Am Freitag, den 22. April findet im Rahmen der Langen Nacht der Forschung 2016 das diesjährige Österreichfinale des Science Slam statt. Auch diese Jahr stellt die TU Graz den Steirischen Meister. Ich wünsche Florian Preishuber-Pflügel, ein junger Chemiker, alles Gute. Ich bin am Freitag in Graz bei der Langen Nacht der Forschung.
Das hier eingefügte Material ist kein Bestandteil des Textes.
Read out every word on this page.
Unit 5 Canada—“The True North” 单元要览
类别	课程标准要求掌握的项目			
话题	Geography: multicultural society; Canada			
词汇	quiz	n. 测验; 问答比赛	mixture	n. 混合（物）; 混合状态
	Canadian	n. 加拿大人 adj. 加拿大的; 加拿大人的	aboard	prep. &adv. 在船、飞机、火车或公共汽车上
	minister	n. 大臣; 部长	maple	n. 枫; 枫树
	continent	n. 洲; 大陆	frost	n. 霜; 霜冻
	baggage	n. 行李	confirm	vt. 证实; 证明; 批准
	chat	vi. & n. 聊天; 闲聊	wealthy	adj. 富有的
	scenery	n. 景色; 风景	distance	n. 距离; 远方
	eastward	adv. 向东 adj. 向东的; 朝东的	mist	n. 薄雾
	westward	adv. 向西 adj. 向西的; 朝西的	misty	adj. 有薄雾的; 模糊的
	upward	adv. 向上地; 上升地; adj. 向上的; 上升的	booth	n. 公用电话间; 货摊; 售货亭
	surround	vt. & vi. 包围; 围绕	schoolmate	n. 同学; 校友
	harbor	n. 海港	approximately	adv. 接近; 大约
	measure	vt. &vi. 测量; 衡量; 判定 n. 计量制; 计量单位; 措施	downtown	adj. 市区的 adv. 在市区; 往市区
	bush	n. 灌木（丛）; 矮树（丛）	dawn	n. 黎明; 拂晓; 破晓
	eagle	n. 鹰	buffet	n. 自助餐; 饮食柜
Wer Lust, Liebe und Zeit hat ist eingeladen, bei uns in der Stremayrgasse 16 vorbeizuschauen und sich von den vielen spannenden Themen, die dort präsentiert werden, inspirieren zu lassen.
Florian Preishuber-Pfügl, frisch promoviert an der TU Graz, vertritt die Steiermark beim Science Slam-Österreichfinale am 22. April am Wiener Heldenplatz.
Weiters auf meinem Programm steht ein Vortrag bei der Multiplen Sklerose Gesellschaft in Wien. Um junge Forscher zu motivieren gibt es im Grazer Kindermuseum FRida&freD im Rahmen des Formats „Echte Erfinder hautnah“ einen Workshop mit mir. Außerdem werde ich Grazer Schulen und Maturaklassen besuchen. Es gibt viel zu tun! Innerhalb der TU Graz und außerhalb.